🤖 AI Summary
Existing implicit-solvent machine learning models rely solely on force matching, introducing arbitrary constant offsets in predicted solvation free energies and precluding absolute free energy comparisons across molecules. To address this, we propose LSNN, a graph neural network that jointly models force matching and derivative matching with respect to alchemical coupling parameters (λ), enabling end-to-end multi-task training. Trained on a dataset of 300,000 small molecules, LSNN achieves explicit-solvent alchemical simulation accuracy for solvation free energy prediction (RMSE ≈ 0.5 kcal/mol) while accelerating computation by three to four orders of magnitude. Crucially, LSNN overcomes the fundamental limitation of conventional implicit-solvent models—which are restricted to relative free energy estimation—by enabling high-accuracy absolute free energy predictions. This advancement establishes a new, efficient, and reliable paradigm for large-scale thermodynamic screening in drug discovery.
📝 Abstract
The implicit solvent approach offers a computationally efficient framework to model solvation effects in molecular simulations. However, its accuracy often falls short compared to explicit solvent models, limiting its use in precise thermodynamic calculations.

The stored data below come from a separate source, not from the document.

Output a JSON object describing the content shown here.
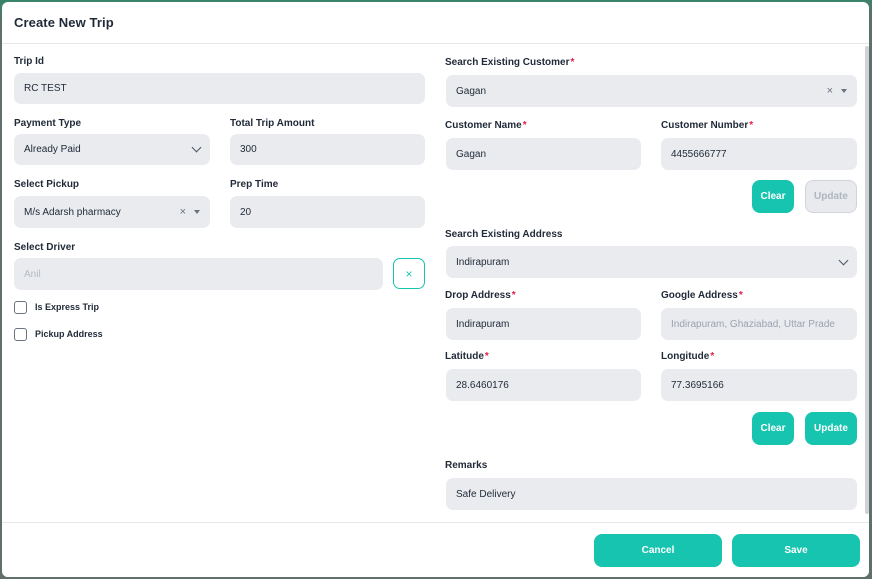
{
  "modal": {
    "title": "Create New Trip"
  },
  "left": {
    "trip_id": {
      "label": "Trip Id",
      "value": "RC TEST"
    },
    "payment_type": {
      "label": "Payment Type",
      "value": "Already Paid"
    },
    "total_trip_amount": {
      "label": "Total Trip Amount",
      "value": "300"
    },
    "select_pickup": {
      "label": "Select Pickup",
      "value": "M/s Adarsh pharmacy"
    },
    "prep_time": {
      "label": "Prep Time",
      "value": "20"
    },
    "select_driver": {
      "label": "Select Driver",
      "value": "Anil"
    },
    "clear_driver_icon": "×",
    "is_express_trip": {
      "label": "Is Express Trip",
      "checked": false
    },
    "pickup_address": {
      "label": "Pickup Address",
      "checked": false
    }
  },
  "right": {
    "search_customer": {
      "label": "Search Existing Customer",
      "required": "*",
      "value": "Gagan"
    },
    "customer_name": {
      "label": "Customer Name",
      "required": "*",
      "value": "Gagan"
    },
    "customer_number": {
      "label": "Customer Number",
      "required": "*",
      "value": "4455666777"
    },
    "customer_buttons": {
      "clear": "Clear",
      "update": "Update"
    },
    "search_address": {
      "label": "Search Existing Address",
      "value": "Indirapuram"
    },
    "drop_address": {
      "label": "Drop Address",
      "required": "*",
      "value": "Indirapuram"
    },
    "google_address": {
      "label": "Google Address",
      "required": "*",
      "value": "Indirapuram, Ghaziabad, Uttar Prade"
    },
    "latitude": {
      "label": "Latitude",
      "required": "*",
      "value": "28.6460176"
    },
    "longitude": {
      "label": "Longitude",
      "required": "*",
      "value": "77.3695166"
    },
    "address_buttons": {
      "clear": "Clear",
      "update": "Update"
    },
    "remarks": {
      "label": "Remarks",
      "value": "Safe Delivery"
    }
  },
  "footer": {
    "cancel": "Cancel",
    "save": "Save"
  },
  "icons": {
    "clear": "×"
  },
  "colors": {
    "accent": "#17c4b0",
    "required": "#e11d48",
    "input_bg": "#e9ebee"
  }
}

Recent advancements in machine learning (ML) present an opportunity to overcome these limitations by leveraging neural networks to develop more precise implicit solvent potentials for diverse applications. A major drawback of current ML-based methods is their reliance on force-matching alone, which can lead to energy predictions that differ by an arbitrary constant and are therefore unsuitable for absolute free energy comparisons. Here, we introduce a novel methodology with a graph neural network (GNN)-based implicit solvent model, dubbed Lambda Solvation Neural Network (LSNN). In addition to force-matching, this network was trained to match the derivatives of alchemical variables, ensuring that solvation free energies can be meaningfully compared across chemical species.. Trained on a dataset of approximately 300,000 small molecules, LSNN achieves free energy predictions with accuracy comparable to explicit-solvent alchemical simulations, while offering a computational speedup and establishing a foundational framework for future applications in drug discovery.